Now, for the critical eye you asked for. Here are the flaws in your thinking:

  1. You have a childish fantasy of what a "CEO" is. You think there's a secret club of "real CEOs" who were born with a playbook, who never feel doubt, and who certainly don't Google their own job description. This is a delusion. Every single founder you admire, without exception, has been exactly where you are. They figured it out as they went. The only difference between them and you is that they've been doing it longer, so their panic is more practiced and their Google searches are more specific. Your "copying what I see other founders doing" isn't cheating; it's called learning.

  2. You're confusing the map with the territory. Your feelings of inadequacy are the map. The territory is a business with 6 employees, 200+ customers, and half a million in the bank. You are staring at your emotional map, which is screaming "LOST!", while completely ignoring the territory, which is clearly showing "SUCCESSFUL VENTURE HERE." That investor didn't say "you have a great act"; he said "you know this space." He saw evidence, not a performance.

  3. Your isolation is a self-inflicted wound. You believe you can't talk to anyone about this. This isn't a requirement of the job; it's a prison you've built for yourself. Your team needs a confident leader, yes, but they don't need an infallible robot. Your investors expect competence, and the most competent thing you can do is build a support system to manage the immense pressure you're under. You're a single point of failure, mentally. That's a huge risk to their investment.

Advice Outside Your Current Thinking

Forget the generic "believe in yourself" garbage. You need a system, not a platitude.

  1. Get a Goddamn Peer Group. Now. You think you're alone?
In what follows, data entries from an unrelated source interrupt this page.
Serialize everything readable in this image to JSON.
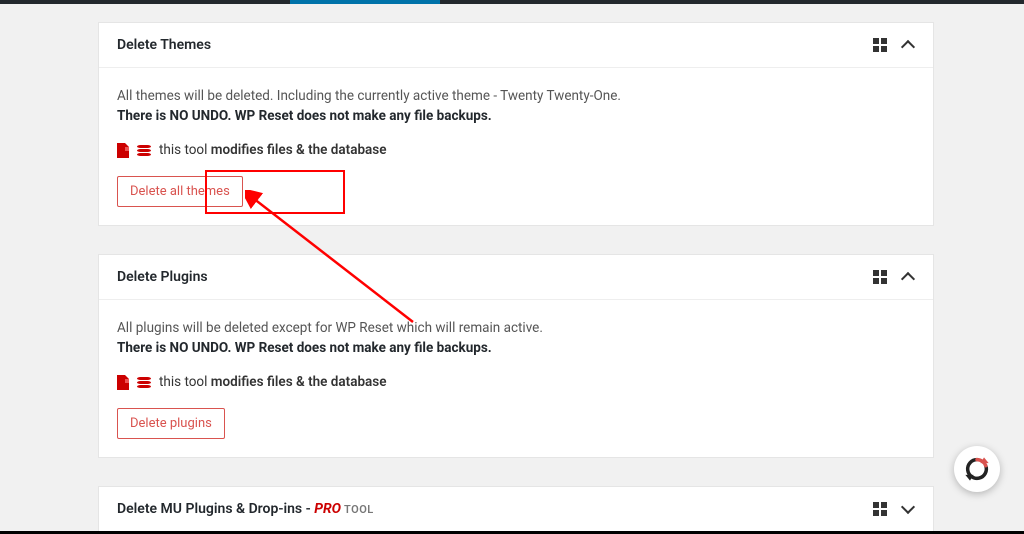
{
  "cards": {
    "themes": {
      "title": "Delete Themes",
      "desc": "All themes will be deleted. Including the currently active theme - Twenty Twenty-One.",
      "warn": "There is NO UNDO. WP Reset does not make any file backups.",
      "meta_prefix": "this tool ",
      "meta_bold": "modifies files & the database",
      "button": "Delete all themes"
    },
    "plugins": {
      "title": "Delete Plugins",
      "desc": "All plugins will be deleted except for WP Reset which will remain active.",
      "warn": "There is NO UNDO. WP Reset does not make any file backups.",
      "meta_prefix": "this tool ",
      "meta_bold": "modifies files & the database",
      "button": "Delete plugins"
    },
    "mu": {
      "title_prefix": "Delete MU Plugins & Drop-ins - ",
      "title_pro": "PRO",
      "title_tool": " TOOL"
    }
  }
}
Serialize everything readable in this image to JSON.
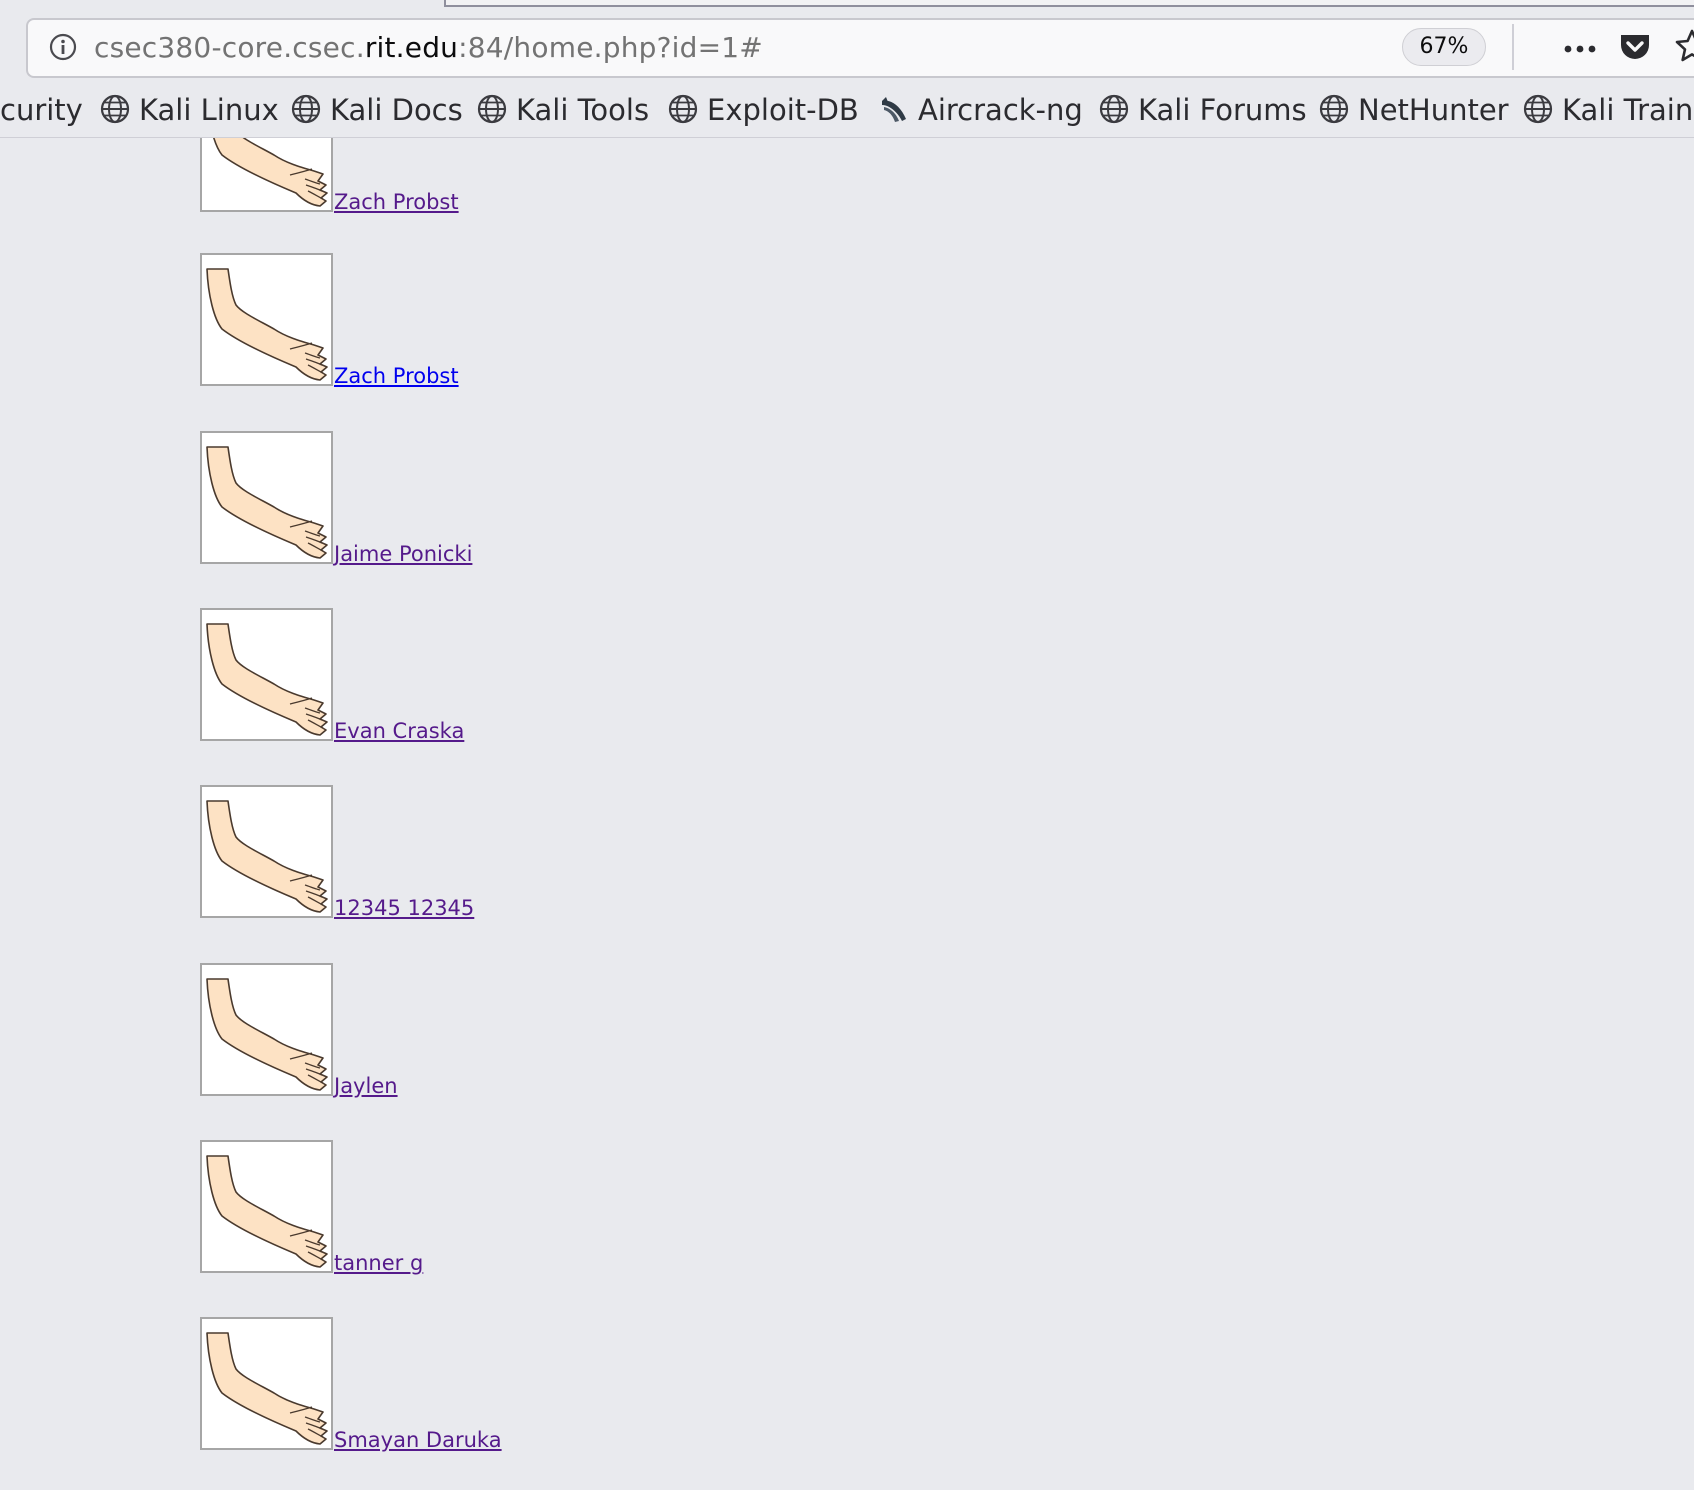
{
  "browser": {
    "url": {
      "prefix": "csec380-core.csec.",
      "domain": "rit.edu",
      "suffix": ":84/home.php?id=1#"
    },
    "zoom": "67%",
    "icons": {
      "info": "info-icon",
      "page_actions": "more-horizontal-icon",
      "pocket": "pocket-icon",
      "bookmark": "star-icon"
    }
  },
  "bookmarks": [
    {
      "label": "curity",
      "icon": "none"
    },
    {
      "label": "Kali Linux",
      "icon": "globe-icon"
    },
    {
      "label": "Kali Docs",
      "icon": "globe-icon"
    },
    {
      "label": "Kali Tools",
      "icon": "globe-icon"
    },
    {
      "label": "Exploit-DB",
      "icon": "globe-icon"
    },
    {
      "label": "Aircrack-ng",
      "icon": "aircrack-icon"
    },
    {
      "label": "Kali Forums",
      "icon": "globe-icon"
    },
    {
      "label": "NetHunter",
      "icon": "globe-icon"
    },
    {
      "label": "Kali Traini",
      "icon": "globe-icon"
    }
  ],
  "users": [
    {
      "name": "Zach Probst",
      "visited": true,
      "image": "arm-icon"
    },
    {
      "name": "Zach Probst",
      "visited": false,
      "image": "arm-icon"
    },
    {
      "name": "Jaime Ponicki",
      "visited": true,
      "image": "arm-icon"
    },
    {
      "name": "Evan Craska",
      "visited": true,
      "image": "arm-icon"
    },
    {
      "name": "12345 12345",
      "visited": true,
      "image": "arm-icon"
    },
    {
      "name": "Jaylen",
      "visited": true,
      "image": "arm-icon"
    },
    {
      "name": "tanner g",
      "visited": true,
      "image": "arm-icon"
    },
    {
      "name": "Smayan Daruka",
      "visited": true,
      "image": "arm-icon"
    }
  ],
  "colors": {
    "page_background": "#e9eaee",
    "visited_link": "#551a8b",
    "unvisited_link": "#0000ee",
    "skin": "#fde2c4"
  }
}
You're not. You're just not in the right room. There are thousands of founders feeling the exact same way. Find a founder group (like YPO, EO, or just an informal group of 4-5 other early-stage founders you trust). This is non-negotiable. It's your board of directors for your sanity. In those rooms, "I'm terrified I'm going to run this thing into the ground" is not a confession; it's the opening line to a productive conversation.

  2. Reframe Your Job Title. You're not the Chief Executive Officer; you're the Chief Experimenter and Learner. Your job isn't to know everything. That was your job as a barista—execute a known process perfectly every time. Your new job is to learn faster than the company can die. Reading blog posts at 2 AM isn't a sign of being an imposter; it's your job description. Googling "what does a CEO actually do" is a sign you're actively trying to be better at your job. Start treating learning and adapting as your primary KPI, not a shameful secret.

  3. Schedule Vulnerability. You can't just dump all your anxieties on your team, true. But you can be strategically transparent. Talk to your team about the business challenges, not your personal insecurities. Instead of "I have no idea what I'm doing," say "We need to figure out our go-to-market for the next quarter. I've read a few things, but I want to hear everyone's ideas because I don't have the answer yet." See the difference? You just turned your "inadequacy" into collaborative leadership. Find one investor on your cap table who you can be 80% honest with. Pick the one who feels most like a mentor. Tell them, "The transition from building a product to building a company is new territory for me. I'm spending my time on X, Y, and Z. What am I missing?" You're not asking them to save you; you're asking for guidance. They will respect the hell out of that.

  4. Embrace your origin story. It's your superpower, you idiot. "Three years ago I was a barista" is not the shameful secret of an imposter. It is a FUCKING POWERFUL story that says you are a ridiculously fast learner, you have grit, you understand the front lines of customer service, and you are not some entitled Ivy Leaguer who has had everything handed to them. You didn't just "raise $500k." A former barista raised $500k. That's ten times more impressive. Start owning it instead of hiding from it.

So, to answer your final question: Yes, this is profoundly normal founder stuff. But it becomes a serious problem if you let it fester in the dark.

Stop acting like you stumbled into this by accident. You didn't. You built it. Now start acting like it.